Linear hash

From ArticleWorld


The linear hashing is a dynamic hash table algorithm that allows the table to be expanded one slot at a time. The linear hashing algorithm was was invented by Witon Litwin in 1980.

The algorithm

Like all other hash algorithms, the linear hashing algorithm uses a hash function that controls the address calculation. The address calculation is always a power of two in the case of linear hashing, determined using the formula: address(level, key) = hash(key) mod 2^level. The read and the expansion operations are controlled using a split variable.

Reading from a linear hashing table is done using the determined address (if it is greater than or equal) to the split variable. Otherwise, a new address is used, determined using an incremented level (address(level+1, key)).

Programmers can do some optimization by determining how often the expansion operations should be performed. In general, one expansion per insertion research is used, but using a load factor can also be a possibility.

Use

Linear hashing is generally used in interactive applications. Traditional hashing algorithms have the disadvantage taking the whole performance loss at once. Linear hashing balances the performance loss by spreading the heavy decrease of performance to each expansion step.

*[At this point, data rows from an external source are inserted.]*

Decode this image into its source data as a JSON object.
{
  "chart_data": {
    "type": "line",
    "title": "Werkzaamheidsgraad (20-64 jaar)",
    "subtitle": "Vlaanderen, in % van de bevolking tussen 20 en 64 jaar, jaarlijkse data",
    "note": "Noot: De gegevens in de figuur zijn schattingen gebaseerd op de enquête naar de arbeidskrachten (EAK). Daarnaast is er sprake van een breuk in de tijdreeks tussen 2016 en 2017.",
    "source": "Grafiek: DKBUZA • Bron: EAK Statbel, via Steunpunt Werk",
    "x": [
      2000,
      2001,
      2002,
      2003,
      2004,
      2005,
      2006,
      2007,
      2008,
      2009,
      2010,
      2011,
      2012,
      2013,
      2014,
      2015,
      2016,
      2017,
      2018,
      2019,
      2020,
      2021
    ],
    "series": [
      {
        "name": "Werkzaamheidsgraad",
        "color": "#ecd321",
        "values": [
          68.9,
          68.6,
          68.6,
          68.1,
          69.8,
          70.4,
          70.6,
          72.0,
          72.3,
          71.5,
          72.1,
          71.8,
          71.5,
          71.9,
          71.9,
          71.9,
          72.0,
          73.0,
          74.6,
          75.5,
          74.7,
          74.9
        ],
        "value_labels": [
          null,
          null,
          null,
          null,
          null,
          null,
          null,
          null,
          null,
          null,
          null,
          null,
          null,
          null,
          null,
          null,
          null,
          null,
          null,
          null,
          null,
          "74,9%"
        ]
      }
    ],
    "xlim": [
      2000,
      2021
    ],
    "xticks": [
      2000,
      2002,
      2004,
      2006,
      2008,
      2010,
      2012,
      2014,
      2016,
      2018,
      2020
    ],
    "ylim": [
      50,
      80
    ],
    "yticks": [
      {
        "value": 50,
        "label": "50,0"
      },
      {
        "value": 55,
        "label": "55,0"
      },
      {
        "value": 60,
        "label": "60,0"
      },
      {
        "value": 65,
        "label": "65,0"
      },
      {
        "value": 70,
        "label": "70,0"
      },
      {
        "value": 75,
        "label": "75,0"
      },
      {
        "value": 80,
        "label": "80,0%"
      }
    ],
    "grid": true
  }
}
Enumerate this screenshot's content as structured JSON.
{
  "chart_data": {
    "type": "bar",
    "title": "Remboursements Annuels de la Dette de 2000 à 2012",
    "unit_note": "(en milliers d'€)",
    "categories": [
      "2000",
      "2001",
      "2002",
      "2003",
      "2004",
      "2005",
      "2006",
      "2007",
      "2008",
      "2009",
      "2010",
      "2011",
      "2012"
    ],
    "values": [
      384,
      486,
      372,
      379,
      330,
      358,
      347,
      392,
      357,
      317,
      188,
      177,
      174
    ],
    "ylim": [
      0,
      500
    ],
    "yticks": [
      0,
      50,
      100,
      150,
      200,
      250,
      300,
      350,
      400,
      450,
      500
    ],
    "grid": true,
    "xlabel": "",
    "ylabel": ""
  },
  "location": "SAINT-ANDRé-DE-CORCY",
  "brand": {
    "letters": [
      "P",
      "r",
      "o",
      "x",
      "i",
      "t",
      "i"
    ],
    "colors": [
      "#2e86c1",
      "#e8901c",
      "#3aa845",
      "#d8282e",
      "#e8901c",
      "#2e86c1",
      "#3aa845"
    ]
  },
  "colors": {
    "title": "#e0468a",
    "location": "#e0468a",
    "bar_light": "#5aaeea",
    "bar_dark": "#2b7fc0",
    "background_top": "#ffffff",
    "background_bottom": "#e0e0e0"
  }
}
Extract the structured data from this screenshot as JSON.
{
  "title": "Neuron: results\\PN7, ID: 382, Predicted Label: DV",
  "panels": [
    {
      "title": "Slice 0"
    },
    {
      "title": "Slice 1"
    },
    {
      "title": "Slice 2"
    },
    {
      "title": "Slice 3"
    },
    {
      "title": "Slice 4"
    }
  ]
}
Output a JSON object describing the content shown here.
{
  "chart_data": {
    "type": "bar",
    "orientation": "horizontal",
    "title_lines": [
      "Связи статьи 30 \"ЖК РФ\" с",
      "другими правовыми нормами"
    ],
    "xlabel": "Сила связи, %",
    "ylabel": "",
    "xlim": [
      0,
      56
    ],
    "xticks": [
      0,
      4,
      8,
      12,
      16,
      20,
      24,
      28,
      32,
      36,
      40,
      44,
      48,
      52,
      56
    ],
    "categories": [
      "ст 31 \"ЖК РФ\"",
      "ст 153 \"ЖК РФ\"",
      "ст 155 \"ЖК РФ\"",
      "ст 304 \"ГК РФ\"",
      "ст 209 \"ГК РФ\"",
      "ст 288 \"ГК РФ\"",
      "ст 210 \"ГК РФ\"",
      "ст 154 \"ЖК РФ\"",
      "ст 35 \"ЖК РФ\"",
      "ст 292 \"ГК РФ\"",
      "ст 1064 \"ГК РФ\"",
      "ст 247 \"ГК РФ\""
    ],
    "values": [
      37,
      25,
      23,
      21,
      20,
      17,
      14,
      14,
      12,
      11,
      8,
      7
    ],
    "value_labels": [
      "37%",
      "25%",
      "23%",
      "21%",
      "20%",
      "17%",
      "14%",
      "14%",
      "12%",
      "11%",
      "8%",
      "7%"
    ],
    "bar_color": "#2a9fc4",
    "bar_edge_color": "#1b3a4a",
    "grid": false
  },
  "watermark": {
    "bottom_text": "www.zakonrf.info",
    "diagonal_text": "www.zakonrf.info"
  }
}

Nevertheless, linear hashing is a general-purpose hashing algorithm. Many programmers choose it even for non-interactive applications. It is also implemented in the Simple C++ Macro Library.

Disadvantages

There are some disadvantages associated with using linear hashing. The main problem is that the front partition's size is always a power of two. This means that the algorithm's performance can be heavily drawn back by a poorly designed or implemented hash function. Extra care has to be taken with these, so that the algorithm doesn't end up hashing only to a few buckets. This also makes the algorithm rather hard to optimize and/or debug at times.